A cache of new fossils containing the brain and nervous system of a marine predator from half a billion years ago has given evolutionary biologists new insight into the evolution of arthropods – insects, arachnids and crustaceans.

Stanleycaris hirpex belonged to an ancient, extinct offshoot of the arthropod evolutionary tree called Radiodonta. The fossils reveal it was a truly weird animal, with a pair of stalked eyes and a huge third eye in the front of its head – a feature never before seen in a radiodont.

“While fossilised brains from the Cambrian Period aren’t new, this discovery stands out for the astonishing quality of preservation and the large number of specimens,” says lead author Joseph Moysiuk, a PhD candidate in ecology and evolutionary biology at the University of Toronto, Canada.

“We can even make out fine details such as visual processing centres serving the large eyes and traces of nerves entering the appendages. The details are so clear it’s as if we were looking at an animal that died yesterday.”

The research has been published in Current Biology.

Stanleycaris was a bizarre-looking organism

Turntable animation of Stanleycaris hirpex, including transparency to show internal organs. Credit: animation by Sabrina Cappelli © Royal Ontario Museum

Moysiuk and PhD supervisor Dr Jean-Bernard Caron – Royal Ontario Museum’s curator of invertebrate palaeontology – studied a previously unpublished collection of 268 exceptionally preserved specimens of Stanleycaris.

They had been collected mostly in the 1980s and ’90s from the Burgess Shale in Yoho National Park in Canada.

Stanleycaris was small (for the radiodont group) at no more than 20cm long, but it would have still been an impressive predator at a time when most animals didn’t grow any bigger than a human finger.

It had large, compound eyes, a circular mouth lined with teeth, frontal claws with an array of spines, and a flexible, segmented body with a series of swimming flaps along its sides.

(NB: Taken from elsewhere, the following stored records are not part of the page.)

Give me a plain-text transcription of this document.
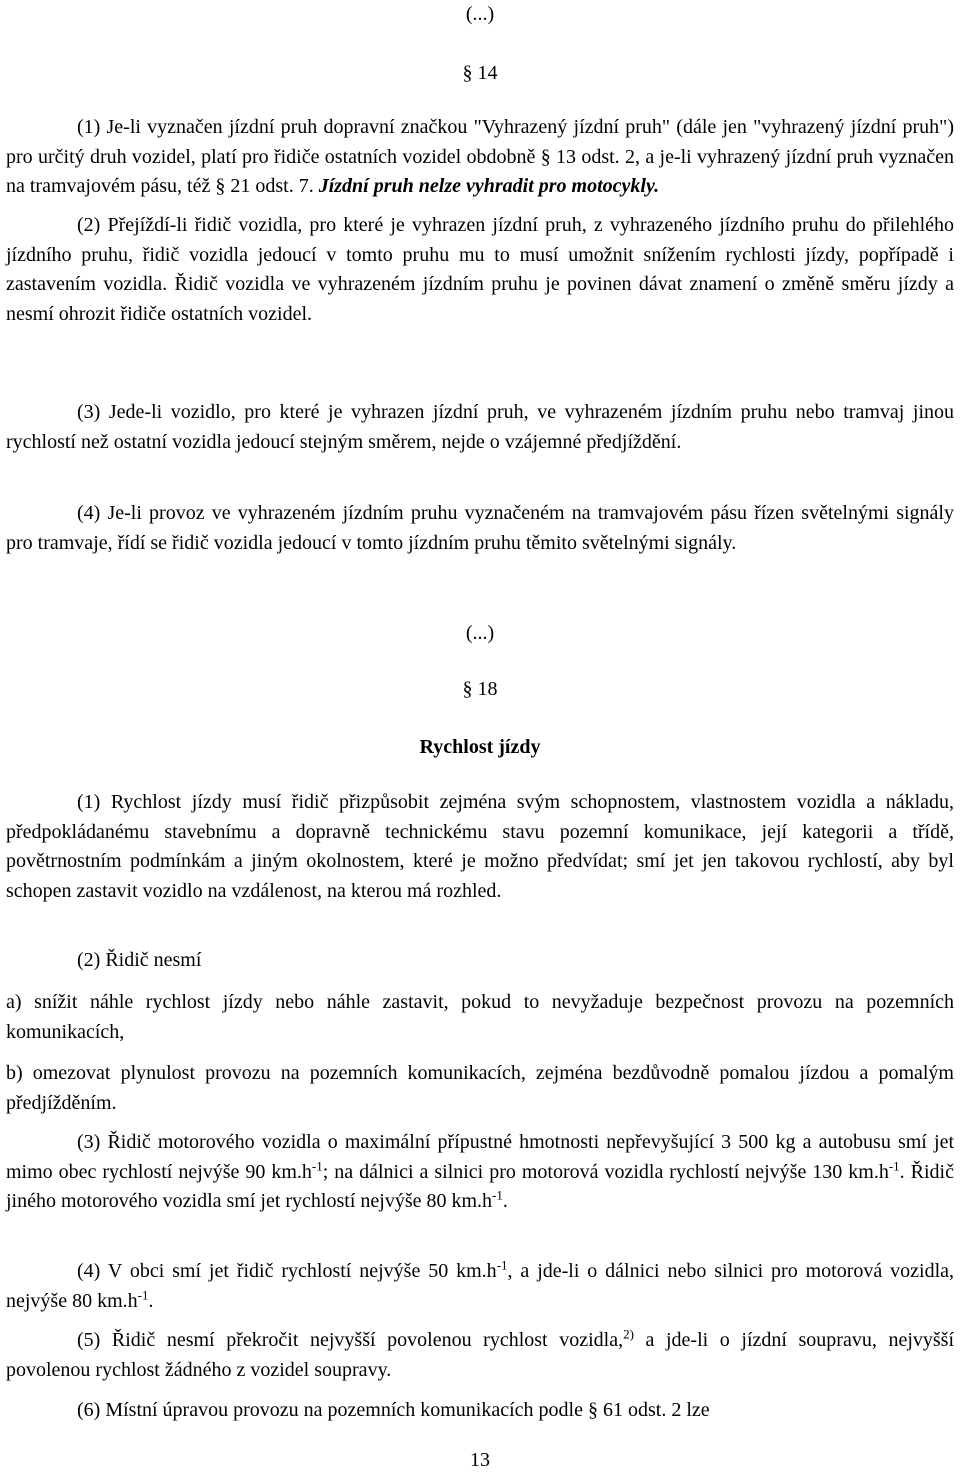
(...)
§ 14

(1) Je-li vyznačen jízdní pruh dopravní značkou "Vyhrazený jízdní pruh" (dále jen "vyhrazený jízdní pruh") pro určitý druh vozidel, platí pro řidiče ostatních vozidel obdobně § 13 odst. 2, a je-li vyhrazený jízdní pruh vyznačen na tramvajovém pásu, též § 21 odst. 7. Jízdní pruh nelze vyhradit pro motocykly.

(2) Přejíždí-li řidič vozidla, pro které je vyhrazen jízdní pruh, z vyhrazeného jízdního pruhu do přilehlého jízdního pruhu, řidič vozidla jedoucí v tomto pruhu mu to musí umožnit snížením rychlosti jízdy, popřípadě i zastavením vozidla. Řidič vozidla ve vyhrazeném jízdním pruhu je povinen dávat znamení o změně směru jízdy a nesmí ohrozit řidiče ostatních vozidel.

(3) Jede-li vozidlo, pro které je vyhrazen jízdní pruh, ve vyhrazeném jízdním pruhu nebo tramvaj jinou rychlostí než ostatní vozidla jedoucí stejným směrem, nejde o vzájemné předjíždění.

(4) Je-li provoz ve vyhrazeném jízdním pruhu vyznačeném na tramvajovém pásu řízen světelnými signály pro tramvaje, řídí se řidič vozidla jedoucí v tomto jízdním pruhu těmito světelnými signály.

(...)
§ 18
Rychlost jízdy

(1) Rychlost jízdy musí řidič přizpůsobit zejména svým schopnostem, vlastnostem vozidla a nákladu, předpokládanému stavebnímu a dopravně technickému stavu pozemní komunikace, její kategorii a třídě, povětrnostním podmínkám a jiným okolnostem, které je možno předvídat; smí jet jen takovou rychlostí, aby byl schopen zastavit vozidlo na vzdálenost, na kterou má rozhled.

(2) Řidič nesmí

a) snížit náhle rychlost jízdy nebo náhle zastavit, pokud to nevyžaduje bezpečnost provozu na pozemních komunikacích,

b) omezovat plynulost provozu na pozemních komunikacích, zejména bezdůvodně pomalou jízdou a pomalým předjížděním.

(3) Řidič motorového vozidla o maximální přípustné hmotnosti nepřevyšující 3 500 kg a autobusu smí jet mimo obec rychlostí nejvýše 90 $km.h^{-1}$; na dálnici a silnici pro motorová vozidla rychlostí nejvýše 130 $km.h^{-1}$. Řidič jiného motorového vozidla smí jet rychlostí nejvýše 80 $km.h^{-1}$.

(4) V obci smí jet řidič rychlostí nejvýše 50 $km.h^{-1}$, a jde-li o dálnici nebo silnici pro motorová vozidla, nejvýše 80 $km.h^{-1}$.

(5) Řidič nesmí překročit nejvyšší povolenou rychlost vozidla,$^{2)}$ a jde-li o jízdní soupravu, nejvyšší povolenou rychlost žádného z vozidel soupravy.

(6) Místní úpravou provozu na pozemních komunikacích podle § 61 odst. 2 lze

13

“The presence of a huge third eye in Stanleycaris was unexpected. It emphasises that these animals were even more bizarre-looking than we thought, but also shows us that the earliest arthropods had already evolved a variety of complex visual systems like many of their modern kin,” says Caron.

“Since most radiodonts are only known from scattered bits and pieces, this discovery is a crucial jump forward in understanding what they looked like and how they lived.”

Insights into the evolution of segmented brains in arthropods

Summary of the paper including implications for understanding the evolution of the arthropod brain.
Paper summary, showing the interpretation of the nervous system from fossils of Stanleycaris and implications for understanding the evolution of the arthropod brain. The brain is represented in red and the nerve cords in purple. Credit: Photo by Jean-Bernard Caron © Royal Ontario Museum

In 84 of the fossilised remains, the brain and nerves were still preserved after 506 million years, revealing the Stanleycaris brain was composed of two segments – the protocerebrum and deutocerebrum – that connected with the eyes and frontal claws, respectively.

But today, arthropods have brains composed of three segments including an additional tritocerebrum.

“We conclude that a two-segmented head and brain has deep roots in the arthropod lineage and that its evolution likely preceded the three-segmented brain that characterises all living members of this diverse animal phylum,” explains Moysiuk.

While this might not sound game-changing, it has important scientific implications for understanding how these structures diversified across the group.

“These fossils are like a Rosetta Stone, helping to link traits in radiodonts and other early fossil arthropods with their counterparts in surviving groups.”